March 29, 2024

It was nineteen-sixty-eight. It was the watershed moment of an entire generation. Whether it was a new beginning or a beautiful blip, those who were there knew it was history. So they brought their cameras and their notepads: some for the record, some so we could never forget. And yet as much as news footage fades, great narratives remain; thus in the midst of Chicago’s 1968 Democratic National Convention, somewhere between fact and fiction, dialogue and conversation, actors and active participant’s, Medium Cool was born.

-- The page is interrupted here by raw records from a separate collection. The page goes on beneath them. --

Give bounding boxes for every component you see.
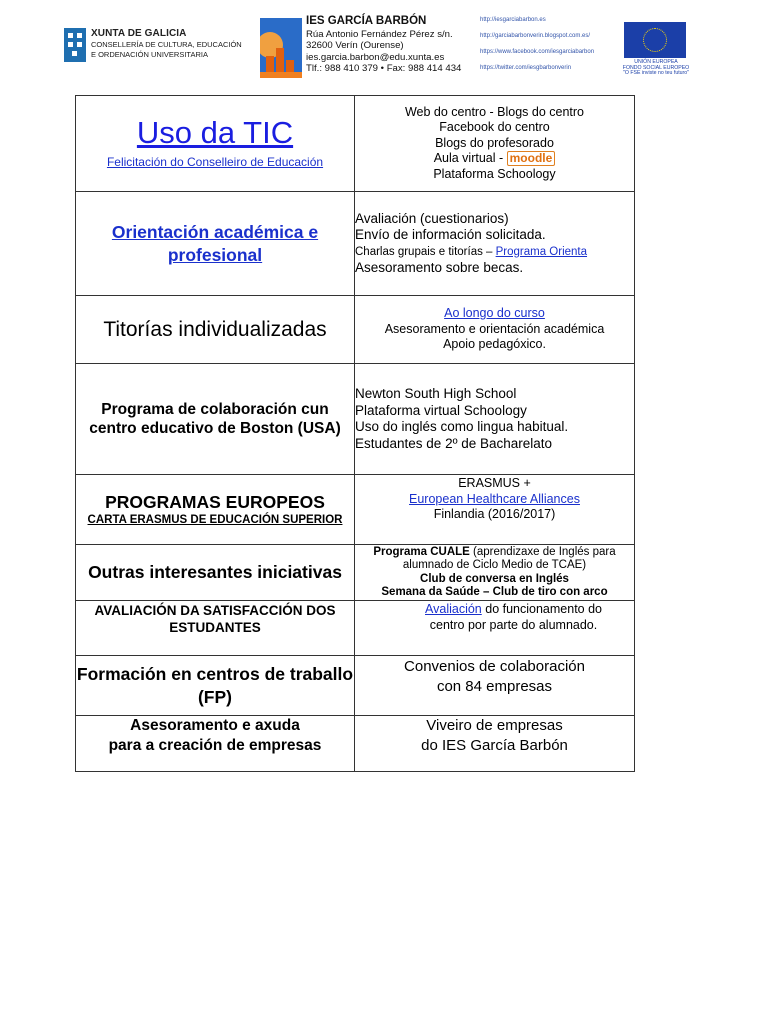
boston-line-2: Plataforma virtual Schoology: [355, 402, 527, 418]
document-header: [60, 14, 700, 78]
services-table: [75, 95, 635, 772]
outras-details: [355, 545, 635, 601]
europeos-details: [355, 475, 635, 545]
boston-title: Programa de colaboración cun centro educativo de Boston (USA): [89, 401, 341, 437]
school-email: ies.garcia.barbon@edu.xunta.es: [306, 51, 445, 63]
facebook-link[interactable]: https://www.facebook.com/iesgarciabarbon: [480, 49, 595, 55]
xunta-shield-icon: [64, 28, 86, 62]
school-address: Rúa Antonio Fernández Pérez s/n.: [306, 28, 453, 40]
school-city: 32600 Verín (Ourense): [306, 40, 404, 52]
tic-line-1: Web do centro - Blogs do centro: [404, 104, 585, 119]
eu-logo-block: [620, 22, 698, 76]
titorias-title: Titorías individualizadas: [103, 318, 327, 341]
orientacion-line-2: Envío de información solicitada.: [355, 227, 546, 242]
avaliacion-title: AVALIACIÓN DA SATISFACCIÓN DOS ESTUDANTES: [94, 603, 336, 635]
tic-cell: [76, 96, 355, 192]
school-logo-icon: [260, 18, 302, 78]
titorias-line-2: Asesoramento e orientación académica: [384, 321, 605, 336]
orientacion-title-link[interactable]: Orientación académica e profesional: [111, 221, 319, 265]
formacion-line-1: Convenios de colaboración: [404, 658, 585, 675]
cuale-line: [355, 546, 634, 573]
avaliacion-details: [355, 601, 635, 656]
xunta-line-2: E ORDENACIÓN UNIVERSITARIA: [91, 49, 208, 59]
asesoramento-cell: [76, 716, 355, 772]
asesoramento-title-1: Asesoramento e axuda: [130, 717, 300, 734]
avaliacion-rest: do funcionamento do centro por parte do alumnado.: [429, 602, 602, 632]
asesoramento-line-1: Viveiro de empresas: [426, 717, 563, 734]
xunta-text: [91, 28, 271, 59]
tic-title[interactable]: Uso da TIC: [136, 115, 294, 150]
table-row: [76, 475, 635, 545]
orientacion-line-1: Avaliación (cuestionarios): [355, 210, 509, 226]
eu-line-3: "O FSE inviste no teu futuro": [623, 70, 689, 77]
table-row: [76, 545, 635, 601]
formacion-title: Formación en centros de traballo (FP): [76, 663, 354, 707]
europeos-line-1: ERASMUS +: [458, 476, 531, 490]
table-row: [76, 656, 635, 716]
website-link[interactable]: http://iesgarciabarbon.es: [480, 17, 546, 23]
school-name: IES GARCÍA BARBÓN: [306, 15, 427, 27]
titorias-line-3: Apoio pedagóxico.: [443, 337, 546, 352]
eu-line-1: UNIÓN EUROPEA: [634, 59, 678, 65]
table-row: [76, 716, 635, 772]
tic-line-4: [355, 151, 634, 167]
boston-line-1: Newton South High School: [355, 386, 517, 401]
boston-details: [355, 364, 635, 475]
orientacion-line-4: Asesoramento sobre becas.: [355, 260, 524, 275]
semana-saude: Semana da Saúde – Club de tiro con arco: [381, 586, 608, 598]
tic-details: [355, 96, 635, 192]
outras-title: Outras interesantes iniciativas: [88, 562, 342, 582]
cuale-bold: Programa CUALE: [373, 545, 470, 558]
asesoramento-title-2: para a creación de empresas: [108, 736, 322, 754]
blog-link[interactable]: http://garciabarbonverin.blogspot.com.es/: [480, 33, 591, 39]
formacion-details: [355, 656, 635, 716]
avaliacion-cell: [76, 601, 355, 656]
formacion-line-2: con 84 empresas: [436, 678, 553, 695]
europeos-line-3: Finlandia (2016/2017): [433, 507, 556, 521]
boston-line-4: Estudantes de 2º de Bacharelato: [355, 435, 553, 451]
europeos-title: PROGRAMAS EUROPEOS: [105, 492, 325, 512]
eu-line-2: FONDO SOCIAL EUROPEO: [622, 64, 690, 71]
asesoramento-details: [355, 716, 635, 772]
titorias-details: [355, 296, 635, 364]
eu-text: [620, 60, 692, 77]
table-row: [76, 601, 635, 656]
boston-cell: [76, 364, 355, 475]
charlas-label: Charlas grupais e titorías –: [355, 245, 496, 258]
orientacion-cell: [76, 192, 355, 296]
boston-line-3: Uso do inglés como lingua habitual.: [355, 419, 569, 434]
header-links: [480, 16, 620, 80]
club-conversa: Club de conversa en Inglés: [420, 572, 569, 585]
moodle-logo-icon[interactable]: [507, 151, 556, 166]
twitter-link[interactable]: https://twitter.com/iesgbarbonverin: [480, 65, 572, 71]
school-contact: [306, 16, 486, 75]
orientacion-details: [355, 192, 635, 296]
aula-virtual-label: Aula virtual -: [433, 151, 507, 166]
avaliacion-link[interactable]: Avaliación: [425, 602, 482, 616]
table-row: [76, 364, 635, 475]
orientacion-line-3: [355, 244, 634, 261]
moodle-text: moodle: [509, 151, 553, 166]
eu-flag-icon: [624, 22, 686, 58]
xunta-title: XUNTA DE GALICIA: [91, 28, 187, 39]
outras-cell: [76, 545, 355, 601]
tic-subtitle-link[interactable]: Felicitación do Conselleiro de Educación: [106, 155, 324, 169]
programa-orienta-link[interactable]: Programa Orienta: [495, 245, 588, 258]
xunta-logo-block: [64, 28, 254, 72]
tic-line-2: Facebook do centro: [439, 120, 550, 135]
xunta-line-1: CONSELLERÍA DE CULTURA, EDUCACIÓN: [91, 40, 242, 49]
table-row: [76, 96, 635, 192]
formacion-cell: [76, 656, 355, 716]
school-phone: Tlf.: 988 410 379 • Fax: 988 414 434: [306, 63, 462, 75]
europeos-cell: [76, 475, 355, 545]
titorias-cell: [76, 296, 355, 364]
ao-longo-link[interactable]: Ao longo do curso: [444, 306, 545, 321]
cuale-rest: (aprendizaxe de Inglés para alumnado de Ciclo Medio de TCAE): [402, 545, 616, 571]
asesoramento-line-2: do IES García Barbón: [421, 737, 568, 754]
table-row: [76, 296, 635, 364]
tic-line-3: Blogs do profesorado: [435, 135, 554, 150]
carta-erasmus-link[interactable]: CARTA ERASMUS DE EDUCACIÓN SUPERIOR: [87, 514, 343, 526]
tic-line-5: Plataforma Schoology: [433, 166, 556, 181]
table-row: [76, 192, 635, 296]
healthcare-alliances-link[interactable]: European Healthcare Alliances: [409, 491, 580, 506]
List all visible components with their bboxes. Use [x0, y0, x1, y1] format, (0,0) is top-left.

John Cassellis (Robert Forster) is a Television Cameraman for the City of Chicago, a city that just happens to be filled with powerful voices, voices like those of Mayor Daley or Democratic Candidate Robert Kennedy, and throughout the film as mere voices they remain out of sight but never out of mind. Instead, captured in cinéma vérité, it’s Chicago’s powerless voices we come to hear the most of, the voices of demonstrators and campaigners, of hippies and draft dodgers, of single mothers and children orphaned by a war they may never understand. In a way one could argue that the city becomes a microcosm of the entire world: drawing lines between the rich and the poor, the left and the right, the war and the peace, the black and the white, and the lines that 45 years later even have yet to wash away.
Surrounded by all of these voices it is left to John and his camera to make sense of them, to find unison in them, or even some sort of “narrative”. At times we are John the cameraman and at others we are his camera. And through these dissonant lenses we come to see that it doesn’t matter which of them we may be looking through, that is, just as long as we are looking, that we can understand John by seeing him, just as well by what he sees. And on an intimate level we understand that John is both in love and at war with himself, along with the world around him. A world that very soon may never be the same.
Thus when the Democratic National Convention draws protests and demonstrations, Chicago’s powerful voices must resort to powerful acts. In fact, both sides must act by any means necessary. And if some at the time were confused by this, we as the viewer do not share in their confusion. Because we have heard both the powerful and the powerless voices, we know exactly where both reactions came from. And in the films simultaneous orchestration of both the Convention and the Demonstration we see at once powers varnished surface along with its abrasive reality, we understand that one could never truly exist without the other, and that people like John Cassellis will always be there holding the camera.